Stroke Award funded by Brain Foundation Northwest Committee and Frank & Morphyn Young Estate
Improving psychosocial outcomes after stroke.
Dr Jonathan Sturm
Department of Neurology Gosford Hospital
Co-Investigators: Dr Maree Hackett, Associate Professor Greg Carter and Dr Denis Crimmins
Depression after stroke is common and is associated with poor quality of life. Effective strategies to prevent the development of depression after stroke may also reduce anxiety, increase participation in rehabilitation programmes, and improve physical function and quality of life. A cost effective, simple yet practical prevention strategy has been identified as a potentially suitable intervention. As the study is in progress and participants are not made aware of the nature of the intervention details of this intervention cannot be described in this report.

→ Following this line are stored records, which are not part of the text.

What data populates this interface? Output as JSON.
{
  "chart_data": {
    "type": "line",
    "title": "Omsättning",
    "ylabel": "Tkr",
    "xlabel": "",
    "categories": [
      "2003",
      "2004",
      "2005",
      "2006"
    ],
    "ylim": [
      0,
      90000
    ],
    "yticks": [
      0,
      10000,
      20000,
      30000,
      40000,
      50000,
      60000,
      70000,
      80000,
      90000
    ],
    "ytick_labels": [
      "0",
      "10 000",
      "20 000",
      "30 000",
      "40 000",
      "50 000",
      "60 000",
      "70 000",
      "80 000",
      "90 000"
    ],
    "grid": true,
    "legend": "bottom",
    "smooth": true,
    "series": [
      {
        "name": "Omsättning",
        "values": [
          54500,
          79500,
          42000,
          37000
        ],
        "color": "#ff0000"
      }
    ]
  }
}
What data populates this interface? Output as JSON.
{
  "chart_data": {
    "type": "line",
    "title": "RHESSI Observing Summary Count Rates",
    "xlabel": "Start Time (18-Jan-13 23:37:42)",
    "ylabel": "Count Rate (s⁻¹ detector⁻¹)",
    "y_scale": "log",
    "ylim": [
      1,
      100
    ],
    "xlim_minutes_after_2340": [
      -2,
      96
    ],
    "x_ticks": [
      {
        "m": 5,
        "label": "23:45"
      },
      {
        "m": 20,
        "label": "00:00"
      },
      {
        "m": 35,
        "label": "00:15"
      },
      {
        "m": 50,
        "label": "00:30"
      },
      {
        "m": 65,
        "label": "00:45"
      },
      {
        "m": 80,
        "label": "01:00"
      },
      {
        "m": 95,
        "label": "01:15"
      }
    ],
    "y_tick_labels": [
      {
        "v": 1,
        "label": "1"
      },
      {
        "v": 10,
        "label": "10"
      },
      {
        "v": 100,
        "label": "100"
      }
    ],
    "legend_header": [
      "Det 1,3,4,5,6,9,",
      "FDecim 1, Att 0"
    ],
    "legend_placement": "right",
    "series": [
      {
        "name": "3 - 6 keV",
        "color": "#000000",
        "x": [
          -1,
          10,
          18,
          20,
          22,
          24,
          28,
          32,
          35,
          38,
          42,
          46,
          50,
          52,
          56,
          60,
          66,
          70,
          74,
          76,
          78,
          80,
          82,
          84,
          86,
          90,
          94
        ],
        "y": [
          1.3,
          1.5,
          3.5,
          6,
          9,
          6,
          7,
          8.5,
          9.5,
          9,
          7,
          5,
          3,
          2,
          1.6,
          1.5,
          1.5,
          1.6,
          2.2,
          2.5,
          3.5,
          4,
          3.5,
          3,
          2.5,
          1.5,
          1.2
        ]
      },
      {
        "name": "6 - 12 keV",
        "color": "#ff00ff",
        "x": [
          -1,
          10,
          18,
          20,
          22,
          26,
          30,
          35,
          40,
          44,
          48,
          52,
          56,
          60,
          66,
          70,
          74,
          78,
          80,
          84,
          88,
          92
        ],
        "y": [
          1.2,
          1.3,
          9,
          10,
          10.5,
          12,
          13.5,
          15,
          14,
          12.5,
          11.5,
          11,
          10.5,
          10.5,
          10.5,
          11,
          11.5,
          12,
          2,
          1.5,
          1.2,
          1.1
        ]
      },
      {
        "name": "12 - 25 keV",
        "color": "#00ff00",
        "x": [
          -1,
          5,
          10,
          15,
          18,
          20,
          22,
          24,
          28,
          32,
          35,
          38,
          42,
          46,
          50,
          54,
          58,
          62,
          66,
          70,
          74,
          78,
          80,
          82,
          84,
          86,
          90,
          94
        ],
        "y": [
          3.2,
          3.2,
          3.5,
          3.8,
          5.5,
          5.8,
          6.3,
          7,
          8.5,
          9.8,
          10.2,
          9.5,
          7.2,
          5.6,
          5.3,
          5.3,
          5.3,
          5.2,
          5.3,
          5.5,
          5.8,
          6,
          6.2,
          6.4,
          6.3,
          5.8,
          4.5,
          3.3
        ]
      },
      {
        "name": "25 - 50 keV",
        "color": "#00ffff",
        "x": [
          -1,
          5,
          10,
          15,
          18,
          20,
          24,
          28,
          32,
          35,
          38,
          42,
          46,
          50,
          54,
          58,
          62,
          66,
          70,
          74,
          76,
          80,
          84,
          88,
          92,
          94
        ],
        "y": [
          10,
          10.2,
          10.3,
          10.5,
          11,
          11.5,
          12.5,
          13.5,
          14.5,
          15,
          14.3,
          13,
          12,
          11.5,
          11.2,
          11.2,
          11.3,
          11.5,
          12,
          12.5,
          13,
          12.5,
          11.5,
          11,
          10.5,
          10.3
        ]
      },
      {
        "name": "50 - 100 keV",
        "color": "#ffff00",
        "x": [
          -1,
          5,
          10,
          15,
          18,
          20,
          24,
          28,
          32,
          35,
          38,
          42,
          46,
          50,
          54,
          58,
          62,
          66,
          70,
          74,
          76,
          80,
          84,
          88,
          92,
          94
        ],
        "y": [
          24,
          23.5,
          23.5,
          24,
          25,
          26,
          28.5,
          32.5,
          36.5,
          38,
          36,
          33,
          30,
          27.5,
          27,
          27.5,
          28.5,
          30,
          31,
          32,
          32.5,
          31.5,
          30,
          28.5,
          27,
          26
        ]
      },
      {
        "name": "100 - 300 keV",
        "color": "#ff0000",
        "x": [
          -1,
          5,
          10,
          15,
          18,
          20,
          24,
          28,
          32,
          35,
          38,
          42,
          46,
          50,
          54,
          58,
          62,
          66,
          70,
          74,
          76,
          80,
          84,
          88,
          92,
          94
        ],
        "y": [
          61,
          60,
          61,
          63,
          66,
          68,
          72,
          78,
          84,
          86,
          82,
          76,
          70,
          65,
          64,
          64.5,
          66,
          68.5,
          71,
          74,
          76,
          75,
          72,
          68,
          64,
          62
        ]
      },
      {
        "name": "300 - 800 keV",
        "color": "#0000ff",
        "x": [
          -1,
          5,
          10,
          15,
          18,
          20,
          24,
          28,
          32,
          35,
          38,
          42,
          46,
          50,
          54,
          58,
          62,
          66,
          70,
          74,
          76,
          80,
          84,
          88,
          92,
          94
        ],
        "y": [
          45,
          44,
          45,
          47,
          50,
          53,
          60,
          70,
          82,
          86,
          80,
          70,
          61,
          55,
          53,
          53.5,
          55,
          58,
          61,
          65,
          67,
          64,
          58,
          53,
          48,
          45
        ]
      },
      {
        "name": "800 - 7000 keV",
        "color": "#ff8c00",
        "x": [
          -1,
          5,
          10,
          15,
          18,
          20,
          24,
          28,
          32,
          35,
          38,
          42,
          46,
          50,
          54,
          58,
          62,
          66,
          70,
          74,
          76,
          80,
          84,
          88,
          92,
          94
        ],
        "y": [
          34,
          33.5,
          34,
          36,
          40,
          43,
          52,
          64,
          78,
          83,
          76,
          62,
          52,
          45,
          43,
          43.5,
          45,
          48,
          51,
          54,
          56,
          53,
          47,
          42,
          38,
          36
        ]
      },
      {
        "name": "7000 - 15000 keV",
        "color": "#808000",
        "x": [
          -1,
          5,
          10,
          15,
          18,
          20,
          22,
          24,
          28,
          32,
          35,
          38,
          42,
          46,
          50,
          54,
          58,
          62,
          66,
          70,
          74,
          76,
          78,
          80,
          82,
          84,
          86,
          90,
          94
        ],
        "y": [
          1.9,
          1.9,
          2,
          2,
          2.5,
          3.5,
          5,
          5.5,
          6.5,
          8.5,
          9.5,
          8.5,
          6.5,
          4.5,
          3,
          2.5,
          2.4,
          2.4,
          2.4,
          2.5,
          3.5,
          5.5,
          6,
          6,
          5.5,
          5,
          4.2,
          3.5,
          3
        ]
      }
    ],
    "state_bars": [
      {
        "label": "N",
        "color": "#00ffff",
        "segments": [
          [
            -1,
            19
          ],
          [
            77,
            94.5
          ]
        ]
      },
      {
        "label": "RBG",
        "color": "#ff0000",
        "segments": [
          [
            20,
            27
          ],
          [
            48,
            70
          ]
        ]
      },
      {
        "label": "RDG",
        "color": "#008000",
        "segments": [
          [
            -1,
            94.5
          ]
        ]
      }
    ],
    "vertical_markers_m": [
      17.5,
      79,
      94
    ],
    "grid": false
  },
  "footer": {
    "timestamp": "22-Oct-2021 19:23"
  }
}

In two clinical trials this intervention was effective in reducing death by suicide in depressed psychiatric inpatients, and nearly halved repeat episodes of deliberate self poisoning following general hospital treatment. In this current pilot study we will recruit patients with stroke from Gosford Hospital and randomise them to either receive this intervention from their treating stroke unit doctors after stroke or to receive usual care. We will assess mood and quality of life at 6 months post-stroke. If the intervention shows evidence of effectiveness we will proceed with a large-scale multicentre trial.
This is a collaborative trial co-ordinated jointly by independent investigators at The George Institute for International Health (Dr Maree Hackett), Central Coast Stroke Services (Dr Jonathan Sturm, Dr Denis Crimmins), and The Department of Liaison-Psychiatry at Calvary Mater Newcastle Hospital, Brain and Mental Health Priority Research Centre, University of Newcastle (A/Prof Greg Carter). The 2008 Brain Foundation Grant will be invaluable in supporting the costs of running this study.